Our guest blogger today is Abbott Nixon, IMA Volunteer Intern in Objects Conservation.
Before coming to the IMA as a volunteer conservation intern, I worked in a cozy, climate-controlled painting conservation studio in Buffalo, NY. I thought my work here would be similar, however I quickly found this not to be true and that my primary task of assessing and conserving the four artworks on loan to IUPUI would require hours in the hot, blinding sun.
At the beginning of the summer I set out to photo document each one: Spaces with Iron, Mega Gem, Portrait of History, and East Gate/West Gate. From this day of documentation I created detailed condition reports. From there, IMA Conservator Richard McCoy, and fellow conservation intern, Nicole Peters (of recent IMA Blog fame) and I returned to campus to wash all four and then wax the two bronze artworks. By that time summer was in full swing and the 90 degree day with clear skies made for some pretty interesting (and sweaty) work.
Never having waxed a bronze in my life, I read up on the subject to prepare. Patrick V. Kipper’s The Care of Bronze Sculpture breaks down each step in process of waxing a bronze artwork, as does the IMA blog from last year, Caring for Bronze in the Community. It seemed easy enough.

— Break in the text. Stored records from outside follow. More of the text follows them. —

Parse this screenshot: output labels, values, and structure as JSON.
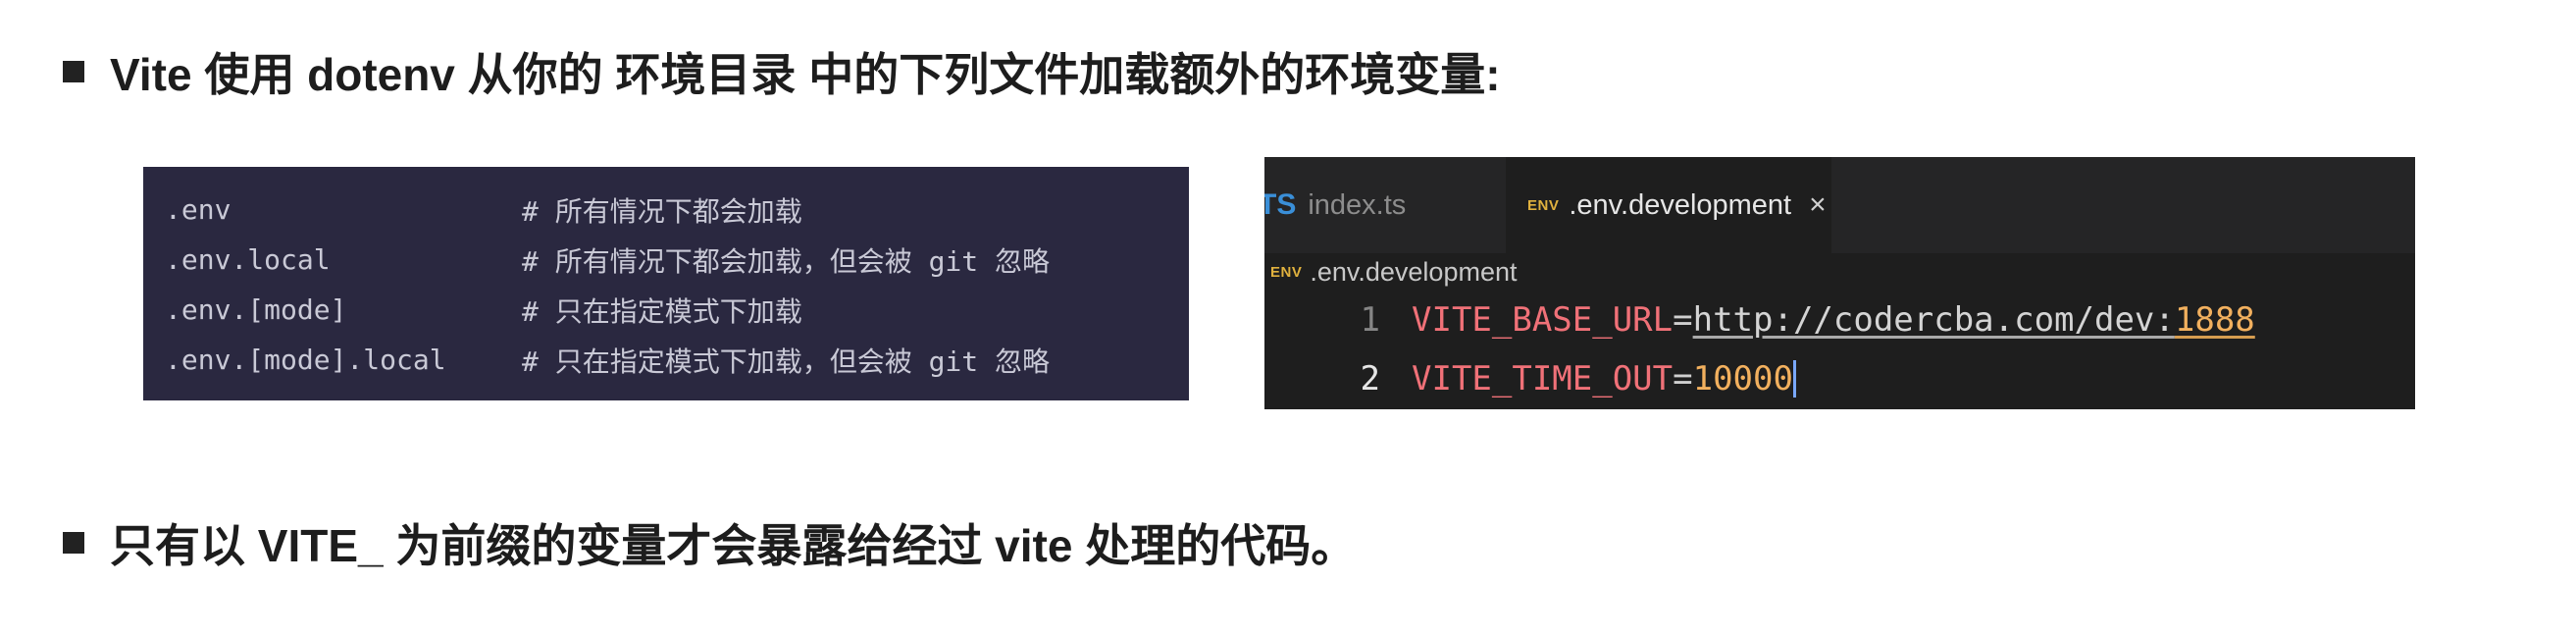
{
  "headings": {
    "first": "Vite 使用 dotenv 从你的 环境目录 中的下列文件加载额外的环境变量:",
    "second": "只有以 VITE_ 为前缀的变量才会暴露给经过 vite 处理的代码。"
  },
  "env_files_table": [
    {
      "file": ".env",
      "comment": "# 所有情况下都会加载"
    },
    {
      "file": ".env.local",
      "comment": "# 所有情况下都会加载，但会被 git 忽略"
    },
    {
      "file": ".env.[mode]",
      "comment": "# 只在指定模式下加载"
    },
    {
      "file": ".env.[mode].local",
      "comment": "# 只在指定模式下加载，但会被 git 忽略"
    }
  ],
  "editor": {
    "tabs": [
      {
        "icon_text": "TS",
        "label": "index.ts",
        "active": false
      },
      {
        "icon_text": "ENV",
        "label": ".env.development",
        "active": true,
        "close": "×"
      }
    ],
    "breadcrumb": {
      "icon_text": "ENV",
      "label": ".env.development"
    },
    "lines": [
      {
        "number": "1",
        "key": "VITE_BASE_URL",
        "eq": "=",
        "url": "http://codercba.com/dev:",
        "port": "1888"
      },
      {
        "number": "2",
        "key": "VITE_TIME_OUT",
        "eq": "=",
        "value": "10000"
      }
    ]
  },
  "colors": {
    "code_bg": "#2a2840",
    "editor_bg": "#1e1e1e",
    "tabbar_bg": "#252526",
    "key": "#f07178",
    "number": "#f2b05e",
    "ts_icon": "#3a8fd8",
    "env_icon": "#e0b13e"
  },
  "icons": {
    "bullet": "black-square-bullet-icon",
    "ts": "typescript-file-icon",
    "env": "env-file-icon",
    "close": "close-icon"
  }
}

Some light blow torching, applying wax, smoothing the wax out evenly, applying the blow torch again, et voilà! You can imagine it was not so simple. At ten in the morning the sun was already scorching hot. Cleaning Will Horwitt’s Spaces with Iron proved difficult when the water was evaporating faster than we could rinse the suds away.
After scrubbing off grime and bird guano from the artwork, we added heat to the already hot day with the help of a large propane torch. Monitored by Richard, Nicole and I created an efficient team, with one of us heating the metal and the other waxing the surface. At first I was a little unsteady with the large blow torch so I worked as the waxer, however my fellow intern Nicole did not share my jitters and helped out immensely.
Once finished with Spaces with Iron there was a great sense of satisfaction … for about one minute, then we remembered we were about to do this all over again with the Zhou Brother’s Portrait of History. Unlike the smooth surface of Spaces with Iron, Portrait of History has a mottled texture which proved difficult not only to clean but to wax as well.
After finishing Portrait of History, the next day we moved on to washing John Torreano’s Mega Gem. Seemingly straightforward, Mega Gem required a simple washing with Orvus soap. After it was cleaned, Richard decided that the streaking on the piece made it look uneven and rather grimy.
The most straightforward way to remove this staining was to clean the entire surface with mild scrubbing pads. A quick detour to a hardware store procured the scrubbing pads and off to work we went removing the dark streaks of aluminum oxide. Aluminum oxide develops naturally on all uncoated aluminum surfaces. Though it does reduce the metallic sheen of aluminum, it also prevents other more unsightly corrosion from occurring.
Our final stop was at Sasson Soffer’s East Gate/West Gate. The 30-foot-tall stainless steel sculpture was not in great need of cleaning: only the lower portion had areas of visible rust staining (iron oxide). Never working with outdoor sculpture, I was intrigued by the development of this corrosion product. Stainless steel is supposed to be stainless, right?
It turns out that similar to the aluminum oxide layer that develops to protect aluminum, stainless steel has a layer of chromium oxide which provides the “stainless” element that other iron alloys do not possess. If the protective chromium oxide layer is damaged, rust (iron oxide) will begin to form. The chromium oxide layer will regenerate in the presence of oxygen, however if some other element gets there first – like chloride ions – the protective layer will fail to regenerate, giving way to the development of iron oxide.
The Getty Center put together a wonderful book on outdoor sculpture conservation, Conserving Outdoor Sculpture: The Stark Collection at the Getty Center. The book describes a test study about the removal of rust from two of their metal artworks, George Rickey’s Three Square Gyratory and Robert Adams’ Two. This spurred my interest in creating my own test to remove the rust on East Gate/West Gate. We used the commercially available CLR, Super Iron Out, and Bar Keepers friend (phosphoric and oxalic acid-based products) and a solution of 10% phosphoric acid solution that was made in the conservation lab.
The idea was to test the harsher acids and their safer counter parts. We tested two areas: one of light rust build up and one of heavy rust build up. All four products were applied with cotton and left to set for 20 minutes.
The result revealed that, phosphoric acid and Bar Keepers Friend were the most successful at reducing the rust. In the end, we chose Bar Keepers Friend as the most appropriate product because it was much more mild than using the phosphoric acid, (it is an eye and skin irritant), also it can be potentially hazardous if inhaled. We ended our day there – perhaps in the future these test results will help inform a more complete treatment of East Gate/West Gate.
For now, I can walk away from this project with the knowledge that I set out to gain at the beginning of the summer. Having now washed several outdoor sculptures, waxed bronzes, and developed a testing methodology for unknown products, I have a wealth of knowledge to take with me into my next conservation venture and beyond.